Go Set a Watchman by Harper Lee retrieves the main character from her famous novel To Kill a Mockingbird and returns her to Maycomb.
Now a resident of New York, Jean-Louise Finch has chosen to return home to Alabama by rail this time rather than air in order to spare her aging father the long drive to Mobile's airport. Besides, the ride on the train as an adult now amuses her since so much is automated; by pushing buttons she can access the washbasin and call the porter. Also, now everything is within her compartment as there is no longer the journey down narrow halls to the lavatory. But, Jean-Louise did discover that she failed to adjust to all this automation when the night before she neglected to read the directions on how to secure her berth so that it would not snap closed. Fortunately, a porter was nearby and he heard the resounding bang of the berth and rescued the embarrassed young woman.

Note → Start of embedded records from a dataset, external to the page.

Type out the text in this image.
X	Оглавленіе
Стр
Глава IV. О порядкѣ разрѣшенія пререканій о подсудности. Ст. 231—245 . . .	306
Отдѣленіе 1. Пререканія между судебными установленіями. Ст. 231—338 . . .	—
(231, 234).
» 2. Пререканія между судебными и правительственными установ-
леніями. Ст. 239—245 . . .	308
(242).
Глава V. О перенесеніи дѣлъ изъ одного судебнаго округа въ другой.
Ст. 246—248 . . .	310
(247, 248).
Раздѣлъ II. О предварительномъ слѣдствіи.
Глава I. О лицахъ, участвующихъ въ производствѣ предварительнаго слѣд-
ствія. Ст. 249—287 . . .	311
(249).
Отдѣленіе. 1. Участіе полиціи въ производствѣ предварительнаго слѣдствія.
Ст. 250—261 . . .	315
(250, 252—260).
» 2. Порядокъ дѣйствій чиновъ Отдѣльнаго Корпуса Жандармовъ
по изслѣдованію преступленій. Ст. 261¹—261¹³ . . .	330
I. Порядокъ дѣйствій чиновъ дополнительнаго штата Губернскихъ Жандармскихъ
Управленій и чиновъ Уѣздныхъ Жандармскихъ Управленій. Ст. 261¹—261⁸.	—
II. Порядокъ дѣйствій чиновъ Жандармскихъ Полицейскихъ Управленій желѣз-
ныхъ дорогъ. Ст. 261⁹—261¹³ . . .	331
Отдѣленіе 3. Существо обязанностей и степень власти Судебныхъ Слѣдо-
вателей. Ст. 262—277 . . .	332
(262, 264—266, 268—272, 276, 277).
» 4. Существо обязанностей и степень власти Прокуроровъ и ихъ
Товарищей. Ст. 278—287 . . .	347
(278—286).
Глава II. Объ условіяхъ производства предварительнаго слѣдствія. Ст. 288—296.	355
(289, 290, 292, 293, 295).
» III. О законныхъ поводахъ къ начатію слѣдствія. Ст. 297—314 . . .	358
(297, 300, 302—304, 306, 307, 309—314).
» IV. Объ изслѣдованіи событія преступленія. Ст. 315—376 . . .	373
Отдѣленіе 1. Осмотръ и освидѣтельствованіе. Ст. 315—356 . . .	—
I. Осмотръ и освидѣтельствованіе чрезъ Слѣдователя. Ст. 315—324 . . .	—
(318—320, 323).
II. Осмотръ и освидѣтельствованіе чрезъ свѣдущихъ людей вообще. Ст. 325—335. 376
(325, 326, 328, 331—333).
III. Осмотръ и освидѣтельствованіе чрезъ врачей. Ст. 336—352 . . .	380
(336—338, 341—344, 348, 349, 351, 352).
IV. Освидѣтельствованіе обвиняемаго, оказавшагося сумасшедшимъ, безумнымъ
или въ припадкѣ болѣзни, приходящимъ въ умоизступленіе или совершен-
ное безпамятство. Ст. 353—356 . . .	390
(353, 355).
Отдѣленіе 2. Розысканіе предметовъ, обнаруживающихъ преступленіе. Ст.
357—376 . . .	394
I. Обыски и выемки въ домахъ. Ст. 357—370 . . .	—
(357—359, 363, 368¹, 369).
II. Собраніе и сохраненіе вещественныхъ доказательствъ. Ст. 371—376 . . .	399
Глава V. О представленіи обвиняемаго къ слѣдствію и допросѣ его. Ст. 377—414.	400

After awakening the next morning, Jean-Louise hears the train chugging through the tremendous circuit of rails in the Atlanta yard, so she remains on her berth until College Park's sign passes her window. Then, after her fourth cup of coffee, the Crescent Limited utters a long, shrill toot as it thunders across the bridge over the wide, muddy Chattahoochee River into Alabama. Glancing out at the historic river, Jean-Louise recalls a poem about this river by Sidney Lanier and, as so often occurs, this memory triggers another--one about her poet cousin, Joshua Singleton St. Clair. Elected by Aunt Alexandra to the level of "a credit to the family," his poetry is framed and prominently displayed in her living room.
Joshua, who resembled a disheveled Algernon Swinburne, was, according to Aunt Alexandra, "cut off in his prime"; while he was at the University of Alabama, Joshua became a voracious reader, devouring not only the words of the nineteenth century poets and writers, but donning the clothing of the era as well. His fanaticism fostered delusions that led him to committing an attempt upon the life of the president of the university, a man Joshua felt was "little more than a sewage disposal expert." So, after much passing of money through legal channels, Joshua was moved from the college to across the tracks where Bryce Mental Hospital was located. There he took up residency until his death.
Despite his failings, Joshua's name and poetry are yet praised by Aunt Alexandra, Jean-Louise recalls, but she chuckles as she brings to mind her father's delightful propensity for always filling in the realistic details to any of her aunt's tales about relatives. Added to this, Jean-Louise wonders if there is not the slightest devilish delight in Atticus's eyes sometimes as he provides these details.